Mechanical Feedback Loops

This method turns work into control evidence.

A loop is not closed because work ended. It closes when the result changes the next pass. The job is to make that change mechanical enough that another agent can read it.

Inputs

  • A completed or recurring piece of work.
  • A declared value setpoint: what good the loop serves.
  • A belief horizon: what was assumed true enough to act.
  • A gauge that can contradict the claim.
  • A lever that can change the next run.
  • A state store where proof can live.

Method

  1. Setpoint. Say what the loop tries to hold or raise: clarity, trust, quality, speed, safety, revenue, learning, or confidence.
  2. Reality read. Record the closest ground source, then read the gauge that could prove the claim wrong.
  3. Variance. State the gap between the setpoint and the gauge reading.
  4. Correction. Change the lever that naturally touches the next run: rule, skill, route, demand, deletion, prompt, checklist, test, or status reader.
  5. Proof and next question. Leave the smallest artifact another agent can consume, name the baseline lift, and feed the sharpest unanswered question into the next loop.

Controller Shape

Use this compact close when a loop matters.
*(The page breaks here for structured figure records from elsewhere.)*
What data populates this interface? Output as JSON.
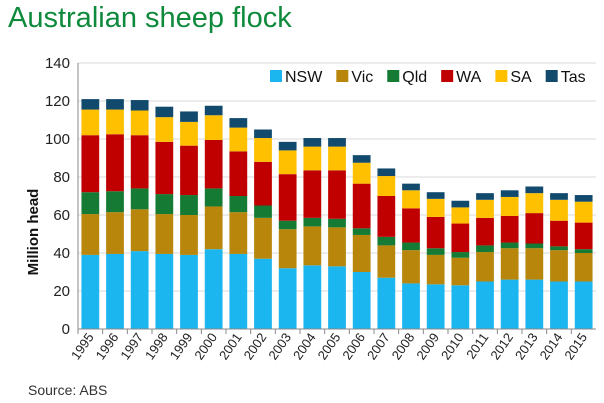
{
  "title": "Australian sheep flock",
  "source": "Source: ABS",
  "chart_data": {
    "type": "bar",
    "stacked": true,
    "title": "Australian sheep flock",
    "xlabel": "",
    "ylabel": "Million head",
    "ylim": [
      0,
      140
    ],
    "yticks": [
      0,
      20,
      40,
      60,
      80,
      100,
      120,
      140
    ],
    "grid": true,
    "legend_position": "top-right",
    "categories": [
      "1995",
      "1996",
      "1997",
      "1998",
      "1999",
      "2000",
      "2001",
      "2002",
      "2003",
      "2004",
      "2005",
      "2006",
      "2007",
      "2008",
      "2009",
      "2010",
      "2011",
      "2012",
      "2013",
      "2014",
      "2015"
    ],
    "series": [
      {
        "name": "NSW",
        "color": "#1bb5ef",
        "values": [
          39,
          39.5,
          41,
          39.5,
          39,
          42,
          39.5,
          37,
          32,
          33.5,
          33,
          30,
          27,
          24,
          23.5,
          23,
          25,
          26,
          26,
          25,
          25
        ]
      },
      {
        "name": "Vic",
        "color": "#b8860b",
        "values": [
          21.5,
          22,
          22,
          21,
          21,
          22.5,
          22,
          21.5,
          20.5,
          20.5,
          20.5,
          19.5,
          17,
          17.5,
          15.5,
          14.5,
          15.5,
          16.5,
          16.5,
          16.5,
          15
        ]
      },
      {
        "name": "Qld",
        "color": "#157a33",
        "values": [
          11.5,
          11,
          11,
          10.5,
          10.5,
          9.5,
          8.5,
          6.5,
          4.5,
          4.5,
          4.5,
          3.5,
          4.5,
          4,
          3.5,
          3,
          3.5,
          3,
          2.5,
          2,
          2
        ]
      },
      {
        "name": "WA",
        "color": "#c00000",
        "values": [
          30,
          30,
          28,
          27.5,
          26,
          25.5,
          23.5,
          23,
          24.5,
          25,
          25.5,
          23.5,
          21.5,
          18,
          16.5,
          15,
          14.5,
          14,
          16,
          13.5,
          14
        ]
      },
      {
        "name": "SA",
        "color": "#ffc000",
        "values": [
          13.5,
          13,
          13,
          13,
          12.5,
          13,
          12.5,
          12.5,
          12.5,
          12.5,
          12.5,
          11,
          10.5,
          9.5,
          9.5,
          8.5,
          9.5,
          10,
          10.5,
          11,
          11
        ]
      },
      {
        "name": "Tas",
        "color": "#124a6e",
        "values": [
          5.5,
          5.5,
          5.5,
          5.5,
          5.5,
          5,
          5,
          4.5,
          4.5,
          4.5,
          4.5,
          4,
          4,
          3.5,
          3.5,
          3.5,
          3.5,
          3.5,
          3.5,
          3.5,
          3.5
        ]
      }
    ]
  }
}
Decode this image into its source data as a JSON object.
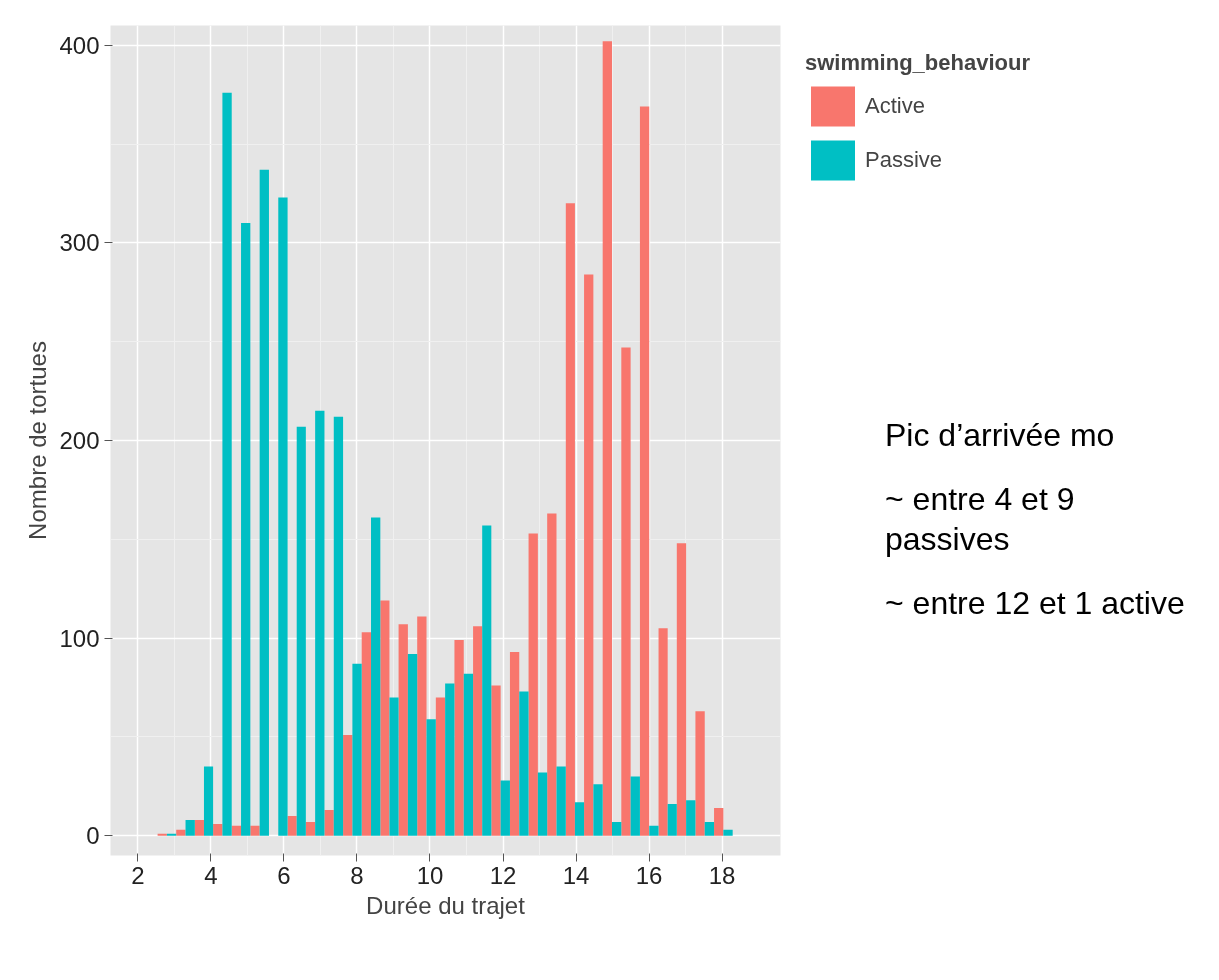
{
  "chart_data": {
    "type": "histogram",
    "xlabel": "Durée du trajet",
    "ylabel": "Nombre de tortues",
    "legend_title": "swimming_behaviour",
    "bins": [
      2.54,
      3.05,
      3.56,
      4.06,
      4.57,
      5.08,
      5.59,
      6.1,
      6.6,
      7.11,
      7.62,
      8.13,
      8.64,
      9.14,
      9.65,
      10.16,
      10.67,
      11.18,
      11.68,
      12.19,
      12.7,
      13.21,
      13.72,
      14.22,
      14.73,
      15.24,
      15.75,
      16.26,
      16.76,
      17.27,
      17.78,
      18.29
    ],
    "series": [
      {
        "name": "Active",
        "color": "#f8766d",
        "values": [
          1,
          3,
          8,
          6,
          5,
          5,
          0,
          10,
          7,
          13,
          51,
          103,
          119,
          107,
          111,
          70,
          99,
          106,
          76,
          93,
          153,
          163,
          320,
          284,
          402,
          247,
          369,
          105,
          148,
          63,
          14
        ]
      },
      {
        "name": "Passive",
        "color": "#00bfc4",
        "values": [
          1,
          8,
          35,
          376,
          310,
          337,
          323,
          207,
          215,
          212,
          87,
          161,
          70,
          92,
          59,
          77,
          82,
          157,
          28,
          73,
          32,
          35,
          17,
          26,
          7,
          30,
          5,
          16,
          18,
          7,
          3
        ]
      }
    ],
    "xlim": [
      1.25,
      19.6
    ],
    "ylim": [
      -10,
      410
    ],
    "xticks": [
      2,
      4,
      6,
      8,
      10,
      12,
      14,
      16,
      18
    ],
    "yticks": [
      0,
      100,
      200,
      300,
      400
    ],
    "grid": true,
    "legend": "top right",
    "annotations": [
      "Pic d’arrivée mo",
      "~ entre 4 et 9 passives",
      "~ entre 12 et 1 active"
    ]
  }
}
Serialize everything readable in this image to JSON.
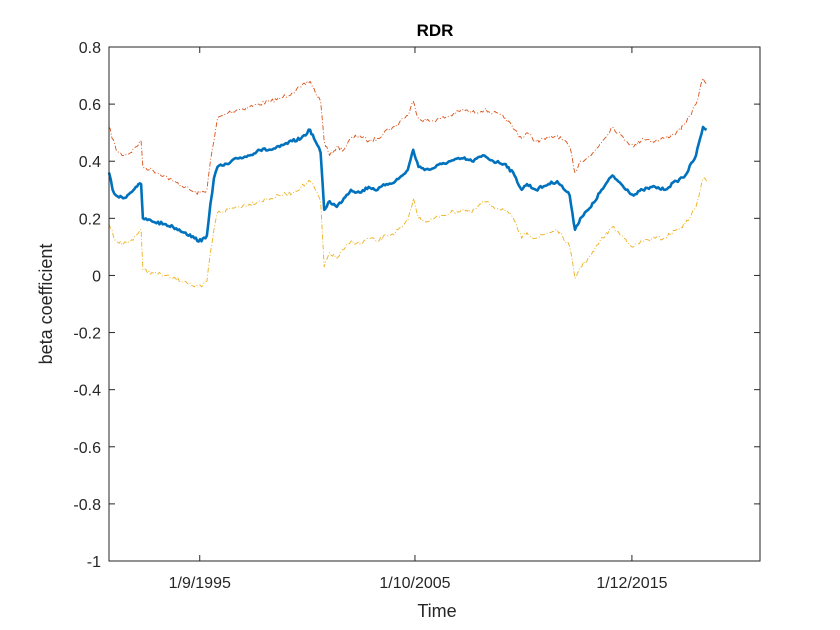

It has eight fields because controller proof must preserve the whole path from intended setpoint to next question.

Setpoint:
Ground:
Gauge:
Variance:
Correction:
Proof:
Baseline lift:
Next question:

Then run the reflection close:

  1. Are we doing the right thing?
  2. Is the endeavour meaningful and aimed at the greater good?
  3. Are we pursuing it as effectively as possible?

Checks

  • The setpoint serves a real value, not a proxy alone.
  • The belief horizon is visible enough to challenge.
  • The gauge can go red.
  • The correction changes a future default.
  • The proof artifact survives outside the session.
  • The next question is more precise than the starting question.

Failure Modes

  • Event thinking — treating one bad result as isolated instead of asking what kept producing it.
  • Gauge without lever — measuring drift without installing a correction.
  • Lever without value — making action easier before deciding whether the action is good.
  • Reflection theater — writing a lesson that no future loop reads.
  • Automation before validation — speeding up a loop before proving it is worth running.
  • Fixed setpoint forever — holding a target that reality has shown should rise or die.

Proof Of Done

The loop is closed when the proof artifact lets the next operator answer:

  • What was the setpoint?
  • What did reality show?
  • What changed because of the variance?
  • Where will the next loop read that change?
  • What question should it answer first?

Context

  • depends-on Control System — values and beliefs become gauges, levers, and correction.
  • depends-on Virtuous Feedback Loop — validation plus virtue plus feedback plus compounding.
  • pairs-with Agentic Prompt Loops — agent loops need mechanical closes.
  • proved-by Loop Registry — recurring loops need a status reader and kill signal.
  • applies-to Delegation — return loops prove delegated work stayed inside intent.

Questions

What changed in the system that makes the next good action easier by default?

  • Which gauge contradicted the starting belief?
  • Which correction will the next agent naturally hit?
  • Which loop should be killed because it no longer serves the setpoint?